Skills & Expertise

Here’s Why to Ask Your Boss for a Review

'A conversation in the present could save your job in the future'

Asking your boss for an official review may sound like asking for trouble, but it actually has a number of not-so-obvious advantages for both your peace of mind and your chances for promotion. The question is: Do you feel secure enough to ask for one? Here, job experts explain why a simple “How am I doing?” might do you a lot of good.

1. To Get Important Feedback

The most obvious reason to seek a review is to know where you stand in your boss’ eyes. “You can’t improve without being told what you’re doing well and what you’re not doing right,” says Andrea Ballard, a career coach for midlife professionals at Expecting Change LLC. “Asking for feedback gives nervous bosses permission to tell you what’s bugging them.”

Cheryl Palmer, a veteran career coach at, agrees that a little insight goes a long way. “A performance review gives insight into how well you’re meeting your boss’ expectations,” Palmer says. “Without this knowledge, you’re flying blind.”

Seeking feedback is a good idea even when you have a new manager. In such a case, “it may be a wise move to ask for a mini review a month or so after the supervisory change,” says Marla R. Gottschalk, an industrial and organizational psychologist. “Not only can you obtain feedback about how he sees you as a contributor, but it allows you to discuss his specific performance expectations going forward.”

2. To Improve Your Standing

A review can help you take the first step in repairing a negative reputation. “If you performed in a less-than-satisfactory fashion, this allows you the opportunity to appear proactive and avoid being harshly perceived by management,” says Stacey Hawley, a principal with Credo, a career counseling firm. “It’s your mea culpa.”

“A conversation in the present could save your job in the future,” suggests Gottschalk. After all, losing your job is a far darker prospect than enduring an awkward conversation with your boss.

3. To Demonstrate Your Commitment

Even before you have the meeting, simply asking for a review says something positive about your work demeanor. “Asking for constructive criticism will communicate that you’re proactive and dedicated to growing as a professional and to your organization,” says Kathy Kane, chief human resources officer for Emergency Medical Associates.

“On the most basic level, it emphasizes your interest in your own performance and your desire to improve and develop,” says Hawley. It also emphasizes another quality rarely on display in the office: bravery.

4. To Highlight Good, Unnoticed Work

A big benefit of having a review is the chance to sing your own praises. “If your boss isn’t involved in your day-to-day, she might not know what you’re working on,” says Rachel Dotson, marketing manager for SaneBox. “A review forces her to sit down with you, so you can communicate your impact and value to the company.”

“Sometimes the cumulative effect of what you do every day is hard to see, but when you sit down and list accomplishments, your contributions become obvious,” says Sara Sutton Fell, CEO and founder of FlexJobs and founder of

A review is not just a boss’ chance to grade you, but also a chance for you to make the case for yourself. So prepare in advance a list of individual accomplishments or your role in team accomplishments.

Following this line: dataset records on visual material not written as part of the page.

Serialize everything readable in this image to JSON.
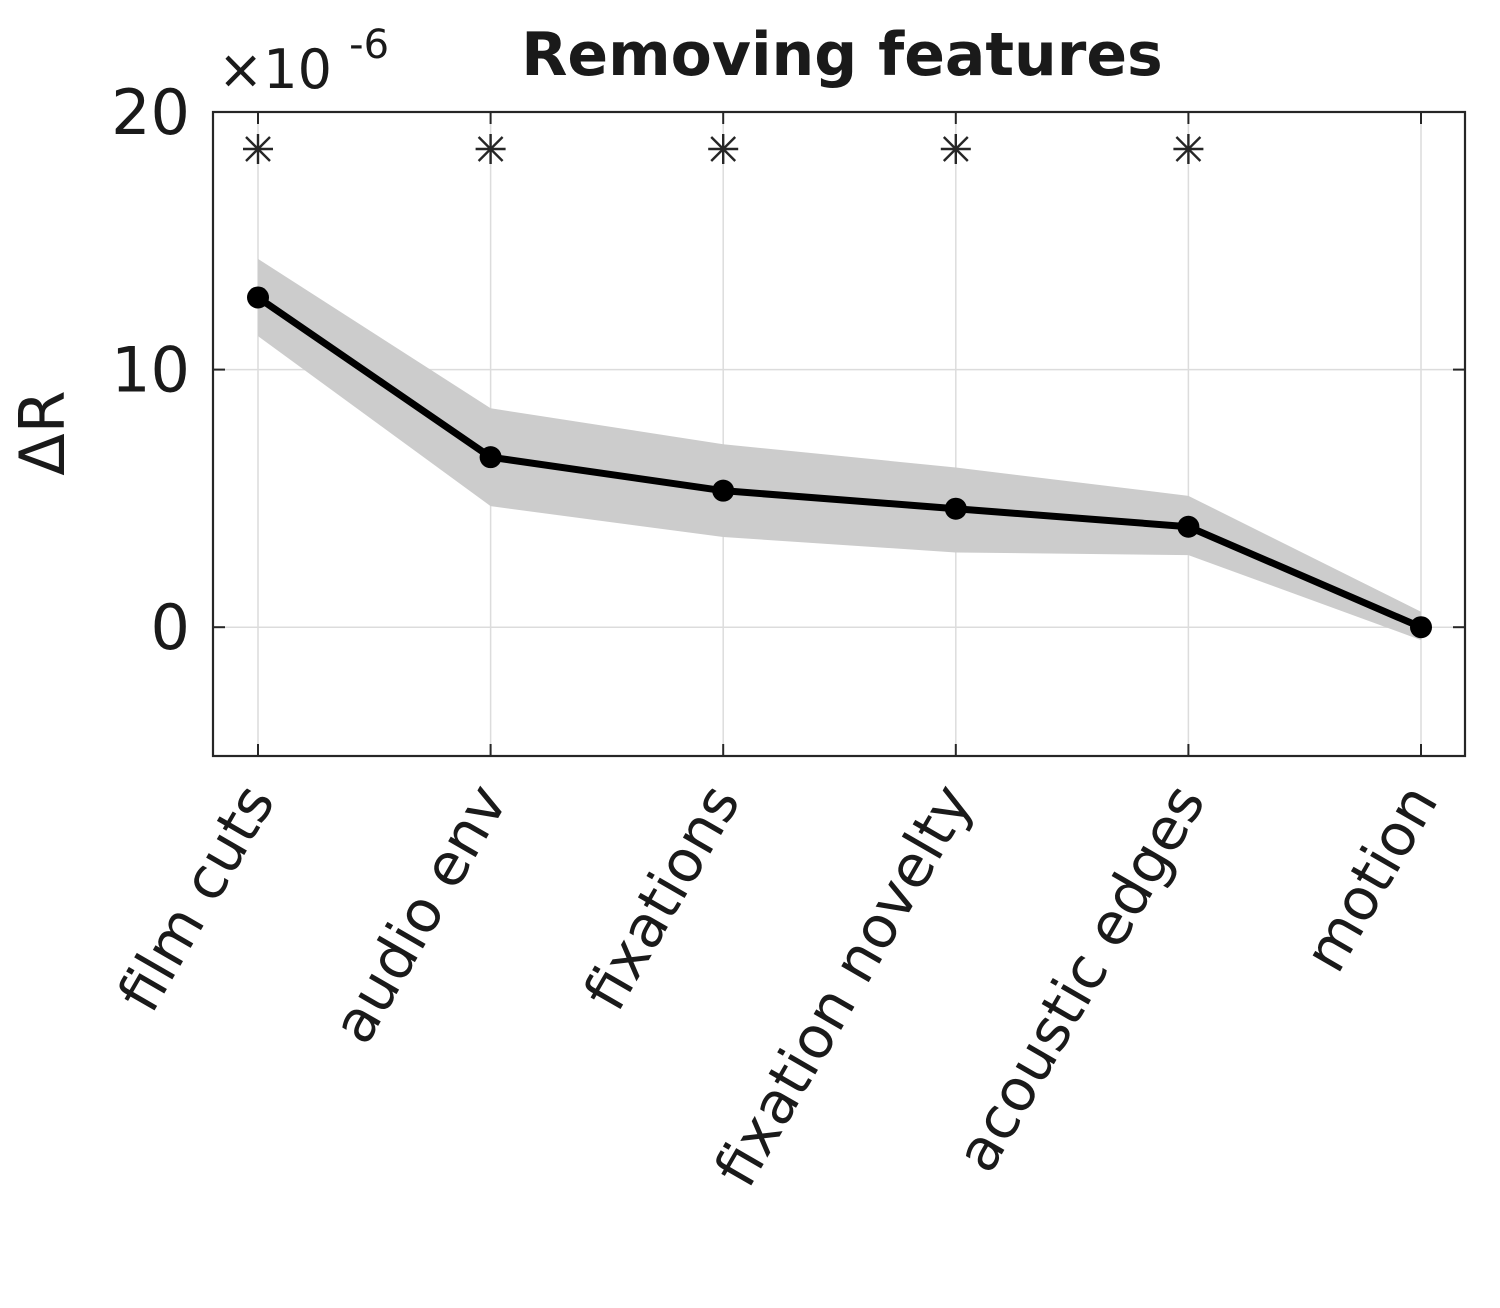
{
  "chart_data": {
    "type": "line",
    "title": "Removing features",
    "ylabel": "ΔR",
    "xlabel": "",
    "y_exponent_label": "×10",
    "y_exponent_power": "-6",
    "categories": [
      "film cuts",
      "audio env",
      "fixations",
      "fixation novelty",
      "acoustic edges",
      "motion"
    ],
    "series": [
      {
        "values": [
          12.8,
          6.6,
          5.3,
          4.6,
          3.9,
          0.0
        ],
        "ci_upper": [
          14.3,
          8.5,
          7.1,
          6.2,
          5.1,
          0.6
        ],
        "ci_lower": [
          11.3,
          4.7,
          3.5,
          2.9,
          2.8,
          -0.5
        ]
      }
    ],
    "significant": [
      true,
      true,
      true,
      true,
      true,
      false
    ],
    "significance_marker": "*",
    "ylim": [
      -5,
      20
    ],
    "yticks": [
      0,
      10,
      20
    ],
    "ytick_labels": [
      "0",
      "10",
      "20"
    ],
    "grid": true,
    "colors": {
      "line": "#000000",
      "band": "#cccccc",
      "grid": "#dcdcdc",
      "axis": "#262626"
    }
  }
}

5. To Set the Stage for a Raise or Promotion

While you shouldn’t use your review time to ask for a raise or promotion (we repeat: don’t use your review time to ask for a raise or promotion), a review will help identify “what growth areas to focus on, what your strengths are and what qualities and projects you’ll want to highlight when asking for a promotion or raise,” says Kane.

Putting those successes, qualities and projects on the record is crucial. “Without documentation of what you have been doing, it’s difficult to convince management you deserve that promotion,” says Palmer. “If you’ve been working without a pay raise for some time and have a high quality of work, the review can show that you are due a raise, whether a promotion comes with it or not.”

Even if a raise or promotion isn’t in your immediate future, a review can put you in the right professional direction. During a review “you’re better equipped to ask for specific responsibilities or development opportunities to get you where you want to go,” says Hawley.

Tips on Preparing for a Review

Once you schedule a review, don’t just wing it. “Before going into a review, be prepared with a few examples of projects that you enjoyed or excelled in,” says Kane. “This will give your manager an idea of when you are happiest and perform your best, which may result in being put onto similar projects in the future.”

“Start by listing the initial duties that were described in your job description,” advises Nicole Williams, founder and CEO of the career website WORKS by Nicole Williams. “Give examples of how you’ve successfully completed these tasks and then demonstrate how you’ve gone above and beyond what was expected of you.” Williams also recommends being honest about your self-assessment and open to criticism.

“When they point out a weakness you don’t necessarily agree with, go with it anyway. It takes a little pride-swallowing, but it demonstrates you’re easy to work with,” she says.

Of course, even well-meaning managers may decline your request for a review or ask that it be scheduled during an official review period, but if your boss says yes, then go in knowing it’s never too late to improve on a first impression.